- Born: 19 November 1941 Nuremberg, Germany
- Title: Vice President of the Organizing Committee for the 2006 FIFA World Cup
- Term: 2001–2006

= Horst R. Schmidt =

German footballer

Horst Rudolf Schmidt (born 19 November 1941) is a German football official.

==Life==
At the 1972 Summer Olympics and at the 1974 FIFA World Cup, Schmidt was a member of the organizing committee. He was also involved with FIFA and UEFA in the organization of World and European Championships. From 1976 to 1992 he was head of department and director in the headquarters of German Football Association (Deutscher Fußball-Bund, DFB). He then worked as secretary general of DFB until 2007.

From January 2001 to the summer of 2006, Schmidt was the vice president of the Organizing Committee for the 2006 FIFA World Cup in Germany.

From 2007 to 2013, he held the office of DFB treasurer. He was adviser to the organizing committee of the 2010 FIFA World Cup in South Africa.

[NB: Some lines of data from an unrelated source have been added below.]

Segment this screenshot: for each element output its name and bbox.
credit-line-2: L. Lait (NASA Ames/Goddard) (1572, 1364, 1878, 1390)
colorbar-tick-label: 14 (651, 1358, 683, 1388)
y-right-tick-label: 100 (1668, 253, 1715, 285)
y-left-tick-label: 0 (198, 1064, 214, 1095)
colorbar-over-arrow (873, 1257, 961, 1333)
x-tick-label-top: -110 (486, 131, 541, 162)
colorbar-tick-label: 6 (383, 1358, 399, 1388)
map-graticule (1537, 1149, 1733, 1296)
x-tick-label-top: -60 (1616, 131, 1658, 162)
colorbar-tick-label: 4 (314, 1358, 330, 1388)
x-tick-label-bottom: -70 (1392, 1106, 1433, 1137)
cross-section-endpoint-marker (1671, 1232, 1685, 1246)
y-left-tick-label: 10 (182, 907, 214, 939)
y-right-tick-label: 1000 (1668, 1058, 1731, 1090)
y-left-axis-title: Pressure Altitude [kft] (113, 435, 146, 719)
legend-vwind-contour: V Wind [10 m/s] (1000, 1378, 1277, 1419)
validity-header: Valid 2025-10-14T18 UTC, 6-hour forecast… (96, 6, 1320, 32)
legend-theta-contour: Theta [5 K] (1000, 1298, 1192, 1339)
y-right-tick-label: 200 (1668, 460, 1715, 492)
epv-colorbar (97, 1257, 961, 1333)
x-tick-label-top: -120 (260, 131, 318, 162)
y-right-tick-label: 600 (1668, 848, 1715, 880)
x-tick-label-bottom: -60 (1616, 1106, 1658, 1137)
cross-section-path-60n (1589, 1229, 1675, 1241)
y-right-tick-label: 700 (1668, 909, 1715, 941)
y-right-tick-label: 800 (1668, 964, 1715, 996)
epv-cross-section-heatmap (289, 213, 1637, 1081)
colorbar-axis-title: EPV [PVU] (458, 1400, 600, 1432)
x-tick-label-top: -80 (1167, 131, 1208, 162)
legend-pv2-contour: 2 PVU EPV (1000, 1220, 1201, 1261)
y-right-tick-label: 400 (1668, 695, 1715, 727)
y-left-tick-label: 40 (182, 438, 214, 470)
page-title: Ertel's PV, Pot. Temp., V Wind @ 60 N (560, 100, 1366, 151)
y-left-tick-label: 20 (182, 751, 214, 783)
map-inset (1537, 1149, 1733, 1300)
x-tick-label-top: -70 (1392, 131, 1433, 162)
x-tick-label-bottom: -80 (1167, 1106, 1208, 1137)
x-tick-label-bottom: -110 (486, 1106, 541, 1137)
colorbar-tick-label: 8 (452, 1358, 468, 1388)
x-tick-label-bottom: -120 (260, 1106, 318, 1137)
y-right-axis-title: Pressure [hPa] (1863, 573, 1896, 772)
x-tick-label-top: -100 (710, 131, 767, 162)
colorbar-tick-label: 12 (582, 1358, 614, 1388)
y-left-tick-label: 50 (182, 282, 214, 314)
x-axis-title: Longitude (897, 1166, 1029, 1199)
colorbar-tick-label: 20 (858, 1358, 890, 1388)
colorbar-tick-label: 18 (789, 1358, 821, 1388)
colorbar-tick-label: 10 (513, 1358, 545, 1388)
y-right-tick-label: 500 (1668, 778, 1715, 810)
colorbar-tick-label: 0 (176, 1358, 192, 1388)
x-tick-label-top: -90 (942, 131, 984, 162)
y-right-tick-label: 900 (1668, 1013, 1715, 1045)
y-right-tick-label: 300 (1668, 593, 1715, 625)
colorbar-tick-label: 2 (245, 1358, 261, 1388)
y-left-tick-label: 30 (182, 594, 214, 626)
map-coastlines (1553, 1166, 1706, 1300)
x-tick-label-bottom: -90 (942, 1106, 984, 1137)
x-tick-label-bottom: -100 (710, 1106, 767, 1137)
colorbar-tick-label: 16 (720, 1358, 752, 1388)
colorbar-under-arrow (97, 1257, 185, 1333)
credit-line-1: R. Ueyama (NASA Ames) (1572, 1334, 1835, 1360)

In March 2016, the FIFA Ethics Committee opened formal proceedings against Schmidt regarding the awarding of the 2006 FIFA World Cup. In this context, the Switzerland's attorney general's office opened criminal proceedings against Schmidt for alleged money laundering and breach of trust, since dubious international money transfers were thought to have been made through Swiss accounts.

Schmidt is married and has been living in Aschaffenburg for many years.

==Awards==
Schmidt received the Bavarian Order of Merit in July 2005. In 2002, he was awarded the Order of Merit of the Federal Republic of Germany, and in 2013 the 1st class of the Order of Merit. Schmidt is an honorary member of the German Football Association.